Unpredictable behavior in response to macro events creates demand volatility in every link of our global supply chain. As the bullwhip effect demonstrates, it only takes relatively small fluctuations in supply or demand to create massive bottlenecks. Huge, unexpected demand changes can bring unprepared companies to their knees.
British economists John Kay and Mervyn King describe the situation we are facing now as a time of “radical uncertainty.” In the face of such vagueness, today’s companies need to be ready for anything — and not just one thing, but a range of possible outcomes. Getting ready for anything isn’t just about responding to negative crises, but also about being equipped to seize opportunities. For instance, there currently is an explosion in demand for bidets and shatafas, the “toilet showers” commonly used in countries including India and Thailand. If suppliers of these normally slow-moving, niche items had been unprepared for demand surge, they could have benefited from this shift in consumer buying behavior.
Ready for the new normal
Many companies are so immersed in their current problems that they haven’t begun to think about what happens when the crisis moves to its next stage. Manufacturers and retailers of nonessential items must prepare to get hit with a massive spike in demand. On the other hand, those offering toilet paper and hand sanitizer are likely to see an extended period of flat demand while consumers and resale channels burn through their stockpiles.

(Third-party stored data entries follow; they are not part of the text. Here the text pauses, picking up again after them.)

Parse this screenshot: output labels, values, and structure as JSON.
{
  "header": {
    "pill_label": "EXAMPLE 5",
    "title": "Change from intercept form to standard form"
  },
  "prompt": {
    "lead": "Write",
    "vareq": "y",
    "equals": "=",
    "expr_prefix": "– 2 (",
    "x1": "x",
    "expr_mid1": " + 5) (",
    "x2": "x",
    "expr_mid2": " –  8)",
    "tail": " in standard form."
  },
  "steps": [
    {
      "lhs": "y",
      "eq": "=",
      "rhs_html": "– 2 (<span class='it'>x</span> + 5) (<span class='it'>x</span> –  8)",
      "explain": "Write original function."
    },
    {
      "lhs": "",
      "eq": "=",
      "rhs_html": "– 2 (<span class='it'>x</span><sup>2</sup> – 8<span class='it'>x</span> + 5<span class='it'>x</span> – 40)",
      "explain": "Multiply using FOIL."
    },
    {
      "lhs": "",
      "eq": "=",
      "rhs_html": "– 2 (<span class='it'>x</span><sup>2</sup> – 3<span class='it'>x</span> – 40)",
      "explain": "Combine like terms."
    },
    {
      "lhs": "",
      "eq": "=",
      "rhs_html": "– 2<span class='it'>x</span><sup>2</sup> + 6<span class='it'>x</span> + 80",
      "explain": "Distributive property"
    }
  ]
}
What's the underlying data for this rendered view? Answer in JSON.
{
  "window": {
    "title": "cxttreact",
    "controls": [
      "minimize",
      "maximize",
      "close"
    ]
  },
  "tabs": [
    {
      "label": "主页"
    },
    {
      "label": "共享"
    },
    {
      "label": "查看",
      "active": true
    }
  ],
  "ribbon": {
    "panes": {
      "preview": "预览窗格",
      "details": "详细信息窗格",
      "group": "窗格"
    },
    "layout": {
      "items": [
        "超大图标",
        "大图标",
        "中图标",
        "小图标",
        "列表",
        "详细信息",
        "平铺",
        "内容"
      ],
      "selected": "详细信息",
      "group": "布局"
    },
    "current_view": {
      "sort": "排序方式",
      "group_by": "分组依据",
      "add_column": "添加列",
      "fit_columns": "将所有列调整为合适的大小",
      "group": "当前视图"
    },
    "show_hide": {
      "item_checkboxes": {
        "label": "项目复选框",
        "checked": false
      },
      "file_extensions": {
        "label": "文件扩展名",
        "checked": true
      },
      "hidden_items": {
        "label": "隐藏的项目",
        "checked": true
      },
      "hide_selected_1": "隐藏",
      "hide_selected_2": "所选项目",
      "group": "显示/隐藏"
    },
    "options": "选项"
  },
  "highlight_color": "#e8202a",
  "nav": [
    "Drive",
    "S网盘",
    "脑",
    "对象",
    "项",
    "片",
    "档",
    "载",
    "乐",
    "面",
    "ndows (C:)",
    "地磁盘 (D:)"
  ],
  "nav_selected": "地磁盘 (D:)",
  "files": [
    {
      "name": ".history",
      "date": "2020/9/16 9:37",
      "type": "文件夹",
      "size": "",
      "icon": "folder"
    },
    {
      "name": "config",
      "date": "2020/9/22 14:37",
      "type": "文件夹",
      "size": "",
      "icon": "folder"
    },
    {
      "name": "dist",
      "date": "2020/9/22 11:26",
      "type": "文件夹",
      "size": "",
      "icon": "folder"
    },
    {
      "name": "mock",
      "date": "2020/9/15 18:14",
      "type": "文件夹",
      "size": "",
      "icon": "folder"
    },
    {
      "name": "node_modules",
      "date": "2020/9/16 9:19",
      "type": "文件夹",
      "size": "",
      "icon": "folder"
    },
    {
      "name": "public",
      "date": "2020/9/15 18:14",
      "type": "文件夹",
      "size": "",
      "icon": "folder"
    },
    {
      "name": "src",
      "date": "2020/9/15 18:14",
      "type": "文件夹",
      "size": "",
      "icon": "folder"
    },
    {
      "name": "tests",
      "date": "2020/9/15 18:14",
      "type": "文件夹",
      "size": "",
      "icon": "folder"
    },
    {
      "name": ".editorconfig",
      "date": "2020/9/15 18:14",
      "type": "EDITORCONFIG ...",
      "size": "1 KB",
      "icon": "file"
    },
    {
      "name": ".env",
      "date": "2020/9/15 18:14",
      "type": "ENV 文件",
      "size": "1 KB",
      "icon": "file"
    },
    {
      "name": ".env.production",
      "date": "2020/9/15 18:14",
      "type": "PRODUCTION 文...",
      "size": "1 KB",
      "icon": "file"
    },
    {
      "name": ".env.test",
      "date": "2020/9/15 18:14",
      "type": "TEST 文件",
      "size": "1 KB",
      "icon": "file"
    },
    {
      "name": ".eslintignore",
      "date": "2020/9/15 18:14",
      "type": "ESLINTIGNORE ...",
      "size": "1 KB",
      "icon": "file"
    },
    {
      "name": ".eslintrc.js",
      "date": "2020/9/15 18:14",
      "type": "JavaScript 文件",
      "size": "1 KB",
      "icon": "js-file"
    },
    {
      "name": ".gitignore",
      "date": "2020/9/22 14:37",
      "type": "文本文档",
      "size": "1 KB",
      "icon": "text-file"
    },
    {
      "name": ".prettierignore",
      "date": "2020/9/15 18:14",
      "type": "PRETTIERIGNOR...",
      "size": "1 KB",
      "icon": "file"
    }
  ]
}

These spikes and troughs will have implications on forecasting, replenishment and distribution center operations that need to be planned well in advance to ensure the right inventory and staffing levels. Sales history — so critical to forecasting and inventory — is no longer reliable. Instead, planning systems need mechanisms that recognize outliers and exclude them from forecasts.
There are three stages involved with this preparation:
- Predict more behaviors. As mentioned, companies need to scenario-plan for a range of different outcomes. Improve forecast accuracy with digital tools such as automation to factor in the impact of a wide range of variables — order size, location, weather, seasonality, social sentiment, the impact of promotions and more. Machine learning combined with human fine-tuning is likewise valuable for continually improving the demand model over time.
- Protect against surprises (good and bad). Even if you’ve built a robust demand model, no system can predict every random trend or act of nature. However, automated planning with advanced algorithms can help companies use inventory to hedge against the “unknown unknown” risk factors. Using these systems, companies can define service targets for different items and markets, taking into account business objectives such as minimizing working capital, maximizing margin and reducing obsolescence risk.
- Perform more efficiently. Once your forecast is fighting fit, tune your supply chain to minimize waste, meet service-level and cost targets, and achieve other key business goals. This will involve positioning the optimal amount of inventory at every point in your distribution network. A planning software that uses advanced algorithms or artificial intelligence can help you orchestrate the vast number of trade-offs this involves.
Resiliency resolves doubt
After a crisis like the coronavirus, planning for the usual will be impossible. However, supply chains that leverage digital tools including automation, advanced algorithms and machine learning will be best prepared to manage this ongoing challenge and compete more effectively. Your number-one defense against this radical uncertainty is a resilient supply chain that’s ready for anything. The better you prepare now during this time of crisis, the better you will be able to manage in the future.